Em segundo lugar, o Centrão não é homogêneo e os interesses de cada deputado teriam que ser considerados. Atualmente, existe uma percepção no Congresso Nacional de que as demandas de líderes são mais atendidas do que de outros parlamentares com menos visibilidade. Porém, evidentemente, o peso dos votos é o mesmo. Líderes dos partidos de centro já foram agraciados com cargos no governo e emendas. Agora os outros parlamentares também buscam seu quinhão.
Em terceiro lugar, precisa haver um motivo muito forte para que uma proposta discutida há meses no Congresso seja desconsiderada em favor da proposta do governo. O texto do Executivo – desenvolvido mais pelo Ministério da Economia do que pelo da Educação – basicamente destinava parte das verbas do Fundeb para o novo programa do governo, o Renda Brasil. Esse remanejamento manteria a aprovação nas classes mais baixas a Bolsonaro – ganho por causa do Corona Voucher – sem gerar despesa extra. Dar essa vantagem ao governo só seria razoável se esperar de uma base madura e testada. Não é o caso.
Por fim, vale a pena mencionar o papel do líder do governo na Câmara dos Deputados. Em determinado momento, o Major Vitor Hugo (PSL-GO), considerando as manifestações de seus pares, demoveu o governo a deixar de lado sua proposta inicial. No entanto, no decorrer da votação, o Major resolveu sustentar um destaque e orientar a “base” contra uma determinada posição nitidamente majoritária. O resultado foi uma óbvia derrota. Com isso, o líder explicitou para todo o mundo político a fragilidade do apoio do governo.

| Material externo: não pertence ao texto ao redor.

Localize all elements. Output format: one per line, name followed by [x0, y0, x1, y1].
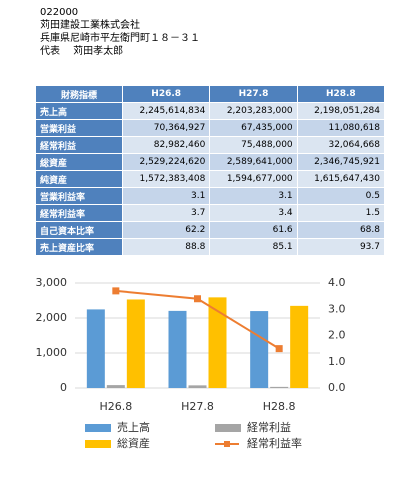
table-cell: 82,982,460: [121, 136, 211, 154]
line-marker: [275, 345, 283, 353]
company: 苅田建設工業株式会社: [40, 20, 140, 31]
legend-label: 経常利益率: [247, 436, 302, 450]
table-row: 純資産 1,572,383,408 1,594,677,000 1,615,647,4…: [35, 170, 386, 188]
y-tick-label: 1,000: [36, 346, 68, 359]
y2-tick-label: 1.0: [328, 355, 346, 368]
code: 022000: [40, 7, 79, 18]
table-cell: 68.8: [296, 221, 386, 239]
y-tick-label: 3,000: [36, 276, 68, 289]
table-row: 経常利益率 3.7 3.4 1.5: [35, 204, 386, 222]
legend-marker: [224, 441, 230, 447]
legend-label: 経常利益: [247, 420, 291, 434]
table-cell: 2,198,051,284: [296, 102, 386, 120]
legend-swatch: [215, 424, 241, 432]
table-cell: H27.8: [209, 85, 298, 103]
y-tick-label: 2,000: [36, 311, 68, 324]
table-cell: 売上資産比率: [35, 238, 123, 256]
table-cell: 2,529,224,620: [121, 153, 211, 171]
table-cell: 1,594,677,000: [209, 170, 298, 188]
y2-tick-label: 4.0: [328, 276, 346, 289]
table-cell: H28.8: [296, 85, 386, 103]
table-cell: 営業利益: [35, 119, 123, 137]
table-row: 売上高 2,245,614,834 2,203,283,000 2,198,051,2…: [35, 102, 386, 120]
table-cell: 62.2: [121, 221, 211, 239]
y2-tick-label: 0.0: [328, 381, 346, 394]
table-cell: 売上高: [35, 102, 123, 120]
table-cell: 2,245,614,834: [121, 102, 211, 120]
table-cell: 0.5: [296, 187, 386, 205]
table-cell: 1.5: [296, 204, 386, 222]
table-cell: 11,080,618: [296, 119, 386, 137]
representative: 代表 苅田孝太郎: [40, 46, 124, 57]
table-cell: 3.1: [209, 187, 298, 205]
table-cell: 2,589,641,000: [209, 153, 298, 171]
line-marker: [194, 295, 201, 303]
financial-table: 財務指標 H26.8 H27.8 H28.8 売上高 2,245,614,834 2,203…: [35, 85, 386, 256]
table-cell: 88.8: [121, 238, 211, 256]
table-cell: 1,572,383,408: [121, 170, 211, 188]
x-tick-label: H26.8: [99, 400, 132, 413]
table-cell: 75,488,000: [209, 136, 298, 154]
table-cell: 3.7: [121, 204, 211, 222]
table-cell: 自己資本比率: [35, 221, 123, 239]
bar: [86, 309, 105, 388]
bar: [168, 310, 187, 388]
line-marker: [112, 287, 120, 295]
table-cell: 85.1: [209, 238, 298, 256]
bar: [106, 385, 125, 388]
bar: [250, 311, 269, 388]
y-tick-label: 0: [60, 381, 67, 394]
table-cell: 経常利益: [35, 136, 123, 154]
table-cell: 70,364,927: [121, 119, 211, 137]
table-cell: H26.8: [121, 85, 211, 103]
bar: [126, 299, 145, 388]
table-cell: 純資産: [35, 170, 123, 188]
table-cell: 67,435,000: [209, 119, 298, 137]
table-row: 財務指標 H26.8 H27.8 H28.8: [35, 85, 386, 103]
table-cell: 3.4: [209, 204, 298, 222]
table-cell: 2,346,745,921: [296, 153, 386, 171]
bar: [188, 385, 207, 388]
bar: [290, 305, 309, 388]
table-cell: 経常利益率: [35, 204, 123, 222]
table-cell: 総資産: [35, 153, 123, 171]
table-cell: 2,203,283,000: [209, 102, 298, 120]
table-row: 自己資本比率 62.2 61.6 68.8: [35, 221, 386, 239]
table-cell: 32,064,668: [296, 136, 386, 154]
address: 兵庫県尼崎市平左衛門町１８－３１: [40, 33, 200, 44]
legend-label: 売上高: [117, 420, 150, 434]
legend-swatch: [85, 440, 111, 448]
chart: 0 1,000 2,000 3,000 0.0 1.0 2.0 3.0 4.0 H26.8 H27.…: [36, 276, 346, 450]
table-cell: 1,615,647,430: [296, 170, 386, 188]
x-tick-label: H28.8: [263, 400, 296, 413]
table-row: 売上資産比率 88.8 85.1 93.7: [35, 238, 386, 256]
table-cell: 財務指標: [35, 85, 123, 103]
table-cell: 61.6: [209, 221, 298, 239]
legend-label: 総資産: [117, 436, 150, 450]
header: 022000 苅田建設工業株式会社 兵庫県尼崎市平左衛門町１８－３１ 代表 苅田…: [40, 6, 200, 58]
table-row: 総資産 2,529,224,620 2,589,641,000 2,346,745,9…: [35, 153, 386, 171]
table-cell: 営業利益率: [35, 187, 123, 205]
table-row: 営業利益 70,364,927 67,435,000 11,080,618: [35, 119, 386, 137]
bar: [208, 297, 227, 388]
table-row: 営業利益率 3.1 3.1 0.5: [35, 187, 386, 205]
y2-tick-label: 3.0: [328, 302, 346, 315]
table-cell: 93.7: [296, 238, 386, 256]
x-tick-label: H27.8: [181, 400, 214, 413]
bar: [270, 386, 289, 388]
table-row: 経常利益 82,982,460 75,488,000 32,064,668: [35, 136, 386, 154]
table-cell: 3.1: [121, 187, 211, 205]
legend-swatch: [85, 424, 111, 432]
y2-tick-label: 2.0: [328, 329, 346, 342]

Ao que tudo indica, o destino do líder Major Vitor Hugo pode ser o mesmo de Bia Kicis. O Planalto, contudo, se esforça para encontrar uma saída honrosa para este deputado, em primeiro ano de mandato e aliado de primeira hora do clã Bolsonaro. O desafio aqui é evitar que essa troca seja mal recebida pela ala ideológica do governo, que teme ser escanteada pelo Centrão. O novo líder do governo deve ser um deputado desse grupo, possivelmente Ricardo Barros (PP-PR) – uma figura bem articulada e com destacada participação em negociações políticas complexas.

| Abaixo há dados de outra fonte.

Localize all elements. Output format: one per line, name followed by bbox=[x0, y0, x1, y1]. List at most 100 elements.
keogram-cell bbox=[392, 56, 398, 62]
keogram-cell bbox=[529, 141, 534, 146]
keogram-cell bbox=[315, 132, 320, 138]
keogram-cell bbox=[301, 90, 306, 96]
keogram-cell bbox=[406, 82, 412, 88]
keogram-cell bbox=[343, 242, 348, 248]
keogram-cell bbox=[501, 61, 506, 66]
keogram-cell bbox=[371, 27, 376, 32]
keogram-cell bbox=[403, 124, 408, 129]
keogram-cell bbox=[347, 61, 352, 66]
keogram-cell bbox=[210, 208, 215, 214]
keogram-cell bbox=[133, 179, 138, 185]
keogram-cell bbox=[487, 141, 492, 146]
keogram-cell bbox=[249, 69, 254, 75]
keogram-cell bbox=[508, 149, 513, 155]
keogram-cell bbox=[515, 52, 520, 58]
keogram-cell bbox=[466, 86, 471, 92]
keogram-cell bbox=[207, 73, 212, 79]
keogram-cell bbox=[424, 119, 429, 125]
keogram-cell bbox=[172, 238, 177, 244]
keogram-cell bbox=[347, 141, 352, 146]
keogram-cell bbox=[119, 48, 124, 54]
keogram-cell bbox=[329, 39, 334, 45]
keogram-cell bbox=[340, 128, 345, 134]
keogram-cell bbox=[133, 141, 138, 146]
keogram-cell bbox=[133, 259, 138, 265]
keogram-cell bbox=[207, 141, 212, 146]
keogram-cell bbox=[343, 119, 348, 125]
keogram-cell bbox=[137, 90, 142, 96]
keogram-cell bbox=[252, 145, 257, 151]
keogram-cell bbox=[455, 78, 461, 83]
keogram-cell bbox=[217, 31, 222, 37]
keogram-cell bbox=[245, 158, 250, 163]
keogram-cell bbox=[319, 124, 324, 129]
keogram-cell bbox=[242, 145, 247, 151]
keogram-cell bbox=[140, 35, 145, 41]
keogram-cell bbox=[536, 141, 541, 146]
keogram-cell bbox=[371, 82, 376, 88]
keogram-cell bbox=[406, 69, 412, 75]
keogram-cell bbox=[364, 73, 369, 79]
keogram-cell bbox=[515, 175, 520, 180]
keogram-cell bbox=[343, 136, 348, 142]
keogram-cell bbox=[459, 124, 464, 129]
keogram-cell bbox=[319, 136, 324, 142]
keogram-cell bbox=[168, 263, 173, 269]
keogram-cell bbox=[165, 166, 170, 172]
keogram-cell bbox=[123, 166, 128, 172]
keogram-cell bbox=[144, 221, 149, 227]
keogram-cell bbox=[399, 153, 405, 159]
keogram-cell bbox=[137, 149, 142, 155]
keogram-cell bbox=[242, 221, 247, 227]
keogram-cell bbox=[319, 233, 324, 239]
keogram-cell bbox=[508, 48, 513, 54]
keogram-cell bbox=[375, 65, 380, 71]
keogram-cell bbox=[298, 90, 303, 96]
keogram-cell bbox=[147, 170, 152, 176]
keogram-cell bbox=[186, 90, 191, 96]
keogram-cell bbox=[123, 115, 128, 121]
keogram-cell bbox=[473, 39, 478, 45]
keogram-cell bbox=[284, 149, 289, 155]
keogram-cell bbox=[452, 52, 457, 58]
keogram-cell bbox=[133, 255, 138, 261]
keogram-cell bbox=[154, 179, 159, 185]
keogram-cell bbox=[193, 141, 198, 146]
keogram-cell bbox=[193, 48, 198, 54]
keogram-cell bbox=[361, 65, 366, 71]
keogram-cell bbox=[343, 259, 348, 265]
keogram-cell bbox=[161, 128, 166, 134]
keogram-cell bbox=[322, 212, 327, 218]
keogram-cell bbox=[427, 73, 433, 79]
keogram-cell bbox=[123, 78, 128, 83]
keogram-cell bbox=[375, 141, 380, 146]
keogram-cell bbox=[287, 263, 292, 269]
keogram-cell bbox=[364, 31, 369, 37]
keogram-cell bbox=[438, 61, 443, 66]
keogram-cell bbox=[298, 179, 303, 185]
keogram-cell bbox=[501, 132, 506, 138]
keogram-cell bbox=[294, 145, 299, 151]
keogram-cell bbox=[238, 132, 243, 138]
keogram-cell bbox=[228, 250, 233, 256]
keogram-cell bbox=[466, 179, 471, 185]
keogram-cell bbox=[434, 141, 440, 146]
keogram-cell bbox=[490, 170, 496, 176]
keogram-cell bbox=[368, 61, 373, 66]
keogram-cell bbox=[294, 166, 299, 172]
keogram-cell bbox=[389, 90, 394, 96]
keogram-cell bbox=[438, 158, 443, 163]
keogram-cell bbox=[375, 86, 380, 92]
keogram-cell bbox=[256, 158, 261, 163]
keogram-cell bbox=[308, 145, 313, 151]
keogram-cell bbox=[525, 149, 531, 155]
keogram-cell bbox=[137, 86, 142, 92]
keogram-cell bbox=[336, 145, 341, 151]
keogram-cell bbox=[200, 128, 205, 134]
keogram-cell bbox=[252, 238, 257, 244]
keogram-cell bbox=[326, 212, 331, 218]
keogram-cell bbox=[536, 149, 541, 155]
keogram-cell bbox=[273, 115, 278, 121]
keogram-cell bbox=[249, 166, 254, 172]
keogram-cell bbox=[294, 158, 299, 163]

Deixar evidente a fragilidade do governo nesse momento é especialmente preocupante, pois se aproxima uma provável sessão do Congresso Nacional para deliberar os vetos do presidente. A sessão de vetos é como se fosse uma “hora da verdade” para qualquer governo testar sua base aliada. Nessa sessão, deverão ser pautados pelos menos dois vetos polêmicos: o primeiro que determina a licitação imediata para contratos de concessão de saneamento que sejam encerrados; e o segundo que barrou a prorrogação da desoneração da folha de pagamento. Em ambos os casos, existe razoável probabilidade de que sejam derrubados.
Conhecendo a fragilidade do governo, o presidente do Congresso Nacional e do Senado, David Alcolumbre – aliado do presidente Bolsonaro – vem postergando semana a semana a sessão de deliberação de vetos, mas já sofre pressões dos outros parlamentares para que a convoque. Alcolumbre esperava um momento mais propício para evitar novas derrotas do governo. O erro tático de articulação na votação do Fundeb, nesse contexto, só piora a situação.

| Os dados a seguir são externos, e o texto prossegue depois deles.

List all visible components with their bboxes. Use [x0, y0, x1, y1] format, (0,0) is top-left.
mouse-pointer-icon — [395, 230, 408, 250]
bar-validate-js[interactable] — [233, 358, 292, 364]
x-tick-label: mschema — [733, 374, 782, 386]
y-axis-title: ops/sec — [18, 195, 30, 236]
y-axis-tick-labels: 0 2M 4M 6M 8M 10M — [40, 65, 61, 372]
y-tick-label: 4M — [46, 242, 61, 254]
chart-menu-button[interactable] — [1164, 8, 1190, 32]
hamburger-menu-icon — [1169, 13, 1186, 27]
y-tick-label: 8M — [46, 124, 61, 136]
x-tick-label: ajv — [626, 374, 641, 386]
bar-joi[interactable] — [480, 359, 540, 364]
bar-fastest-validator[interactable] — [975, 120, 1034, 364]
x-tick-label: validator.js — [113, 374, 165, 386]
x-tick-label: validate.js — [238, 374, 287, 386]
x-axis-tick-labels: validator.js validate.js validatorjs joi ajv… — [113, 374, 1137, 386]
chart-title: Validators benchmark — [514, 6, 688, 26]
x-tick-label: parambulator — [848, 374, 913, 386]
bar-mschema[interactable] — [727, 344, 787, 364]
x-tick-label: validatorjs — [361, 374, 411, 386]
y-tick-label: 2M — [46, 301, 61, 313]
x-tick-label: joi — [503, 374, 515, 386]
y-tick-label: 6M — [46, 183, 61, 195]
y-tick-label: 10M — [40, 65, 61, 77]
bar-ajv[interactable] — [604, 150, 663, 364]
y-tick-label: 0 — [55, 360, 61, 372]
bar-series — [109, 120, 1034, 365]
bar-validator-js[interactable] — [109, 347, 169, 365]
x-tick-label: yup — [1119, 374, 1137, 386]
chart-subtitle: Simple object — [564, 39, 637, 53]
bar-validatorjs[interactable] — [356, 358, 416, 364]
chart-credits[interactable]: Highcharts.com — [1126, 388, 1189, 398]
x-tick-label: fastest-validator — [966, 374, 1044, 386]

Ainda está em aberto se Alcolumbre conseguirá resistir à pressão e postergar mais a deliberação dos vetos nestra semana que começa. Se não conseguir, a articulação política do governo terá que mostrar habilidade que ainda não apareceu neste ano.
O governo mandando um texto de autoria do Ministério da Economia tardiamente para o Congresso Nacional sobre um tema polêmico. Parece até o roteiro da Reforma Tributária. Se as lições do Fundeb não forem aprendidas, a tendência é que o final também seja semelhante.